Inception filminde en içteki rüyada kapana kısılan Saito (iş adamı) 80-90 yaşlarına kadar gelmiştir. Cobb’un onunla tekrar karşılaşması belki de filmin en sarsıcı sahnelerinden biridir. Anadolu’da dilden dile yayılan Evliyaların çeşitli kerametleri vardır. İşte bunlardan biri de Abdülkadir Geylani hazretlerinin talebesiyle olan hikâyesidir. Özetle yemek hazırlamakla görevli bir talebe Hindistan’tan gelen bir heyetin talebiyle Abdülkadir-i Geylani hazretleri tarafından padişah olmak üzere Hindistan’a gönderilir. Orada 11 yıl hükümdarlık yapan adam bir gün bir anda kendini tekrar yemek yaparken bulmuştur. Göynüklü Debbağ dede’nin hikâyesi de yine zaman ve mekân üzeridir. Hac vazifesini tamamlayan bir Göynüklü ne yazık ki arkadaşlarını kaybetmiş ve Mekke’de tek başına kalmıştır.  Bahsi geçen adam Debbağ dede ile birlikte bilinmeyen bir sebeple aynı gün içerisinde evine geri dönmüştür.

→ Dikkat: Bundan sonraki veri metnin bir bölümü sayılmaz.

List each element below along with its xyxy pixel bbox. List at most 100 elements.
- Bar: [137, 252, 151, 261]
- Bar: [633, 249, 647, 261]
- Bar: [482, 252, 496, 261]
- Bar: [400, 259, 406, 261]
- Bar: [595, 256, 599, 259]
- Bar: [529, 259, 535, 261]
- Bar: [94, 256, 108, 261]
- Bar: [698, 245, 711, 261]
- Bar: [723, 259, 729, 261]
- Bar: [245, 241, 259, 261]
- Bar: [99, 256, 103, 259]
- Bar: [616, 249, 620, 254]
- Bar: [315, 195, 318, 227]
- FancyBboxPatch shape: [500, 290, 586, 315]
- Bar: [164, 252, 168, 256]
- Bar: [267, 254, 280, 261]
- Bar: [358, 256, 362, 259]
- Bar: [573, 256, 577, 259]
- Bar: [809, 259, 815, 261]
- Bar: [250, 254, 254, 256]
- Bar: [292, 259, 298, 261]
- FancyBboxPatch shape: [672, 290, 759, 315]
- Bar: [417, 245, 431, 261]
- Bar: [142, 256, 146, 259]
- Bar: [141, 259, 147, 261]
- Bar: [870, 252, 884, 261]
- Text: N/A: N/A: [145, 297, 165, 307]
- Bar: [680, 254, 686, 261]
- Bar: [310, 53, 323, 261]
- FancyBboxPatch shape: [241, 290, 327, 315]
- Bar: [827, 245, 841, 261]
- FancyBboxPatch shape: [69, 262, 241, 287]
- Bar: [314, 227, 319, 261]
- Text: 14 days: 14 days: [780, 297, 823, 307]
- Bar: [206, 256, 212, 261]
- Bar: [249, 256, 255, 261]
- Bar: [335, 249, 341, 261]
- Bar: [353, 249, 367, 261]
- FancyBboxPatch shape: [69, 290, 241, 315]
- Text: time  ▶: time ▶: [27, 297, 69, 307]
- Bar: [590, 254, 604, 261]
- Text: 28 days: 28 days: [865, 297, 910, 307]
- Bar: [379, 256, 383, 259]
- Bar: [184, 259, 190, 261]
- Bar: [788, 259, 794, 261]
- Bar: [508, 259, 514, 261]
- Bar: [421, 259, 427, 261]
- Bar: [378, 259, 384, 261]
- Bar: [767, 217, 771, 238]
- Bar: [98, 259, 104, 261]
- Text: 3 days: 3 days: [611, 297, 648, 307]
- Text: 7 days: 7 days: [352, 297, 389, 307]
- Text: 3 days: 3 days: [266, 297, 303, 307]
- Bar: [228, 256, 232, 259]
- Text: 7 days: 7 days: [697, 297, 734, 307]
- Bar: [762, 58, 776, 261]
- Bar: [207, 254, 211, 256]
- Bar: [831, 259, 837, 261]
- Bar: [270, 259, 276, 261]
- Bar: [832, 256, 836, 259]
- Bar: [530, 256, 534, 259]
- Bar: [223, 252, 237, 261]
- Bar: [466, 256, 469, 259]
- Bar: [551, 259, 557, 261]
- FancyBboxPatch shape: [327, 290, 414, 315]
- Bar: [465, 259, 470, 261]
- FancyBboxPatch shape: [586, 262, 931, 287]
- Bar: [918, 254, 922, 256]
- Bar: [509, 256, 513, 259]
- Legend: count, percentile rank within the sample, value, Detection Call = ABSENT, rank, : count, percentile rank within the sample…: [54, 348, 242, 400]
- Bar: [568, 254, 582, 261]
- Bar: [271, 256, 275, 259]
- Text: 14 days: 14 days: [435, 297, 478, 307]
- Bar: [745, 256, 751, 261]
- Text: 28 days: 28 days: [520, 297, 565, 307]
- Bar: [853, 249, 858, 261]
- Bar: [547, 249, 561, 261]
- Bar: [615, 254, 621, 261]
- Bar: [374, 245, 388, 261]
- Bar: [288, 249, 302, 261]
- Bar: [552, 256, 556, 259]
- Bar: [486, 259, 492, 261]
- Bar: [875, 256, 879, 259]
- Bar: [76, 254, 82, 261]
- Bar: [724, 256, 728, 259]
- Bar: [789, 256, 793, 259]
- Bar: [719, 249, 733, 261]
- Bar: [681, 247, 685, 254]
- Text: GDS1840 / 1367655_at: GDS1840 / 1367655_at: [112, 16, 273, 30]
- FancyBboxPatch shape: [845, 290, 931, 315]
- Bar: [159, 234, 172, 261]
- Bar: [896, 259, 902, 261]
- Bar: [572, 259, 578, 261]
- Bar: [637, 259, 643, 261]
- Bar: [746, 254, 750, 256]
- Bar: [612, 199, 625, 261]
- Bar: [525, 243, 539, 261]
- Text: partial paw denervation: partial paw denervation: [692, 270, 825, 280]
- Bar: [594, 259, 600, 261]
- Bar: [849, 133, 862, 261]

Bilinen gerçek, rüyaların gerçekte çok kısa sürdüğüdür. O halde “zaman içinde zaman” kanıtı hatırladığımız uzun rüyalarla birlikte bizzat kendimiz oluyoruz. Rüyalar, zaman içinde zamanın yaratıldığının en önemli kanıtları ve “Inception” bunu anlatmaya çalışan başarılı bir film olarak yerini almış durumda. Umarız filmin sonunda açık kalan nokta Cobb’un lehinedir.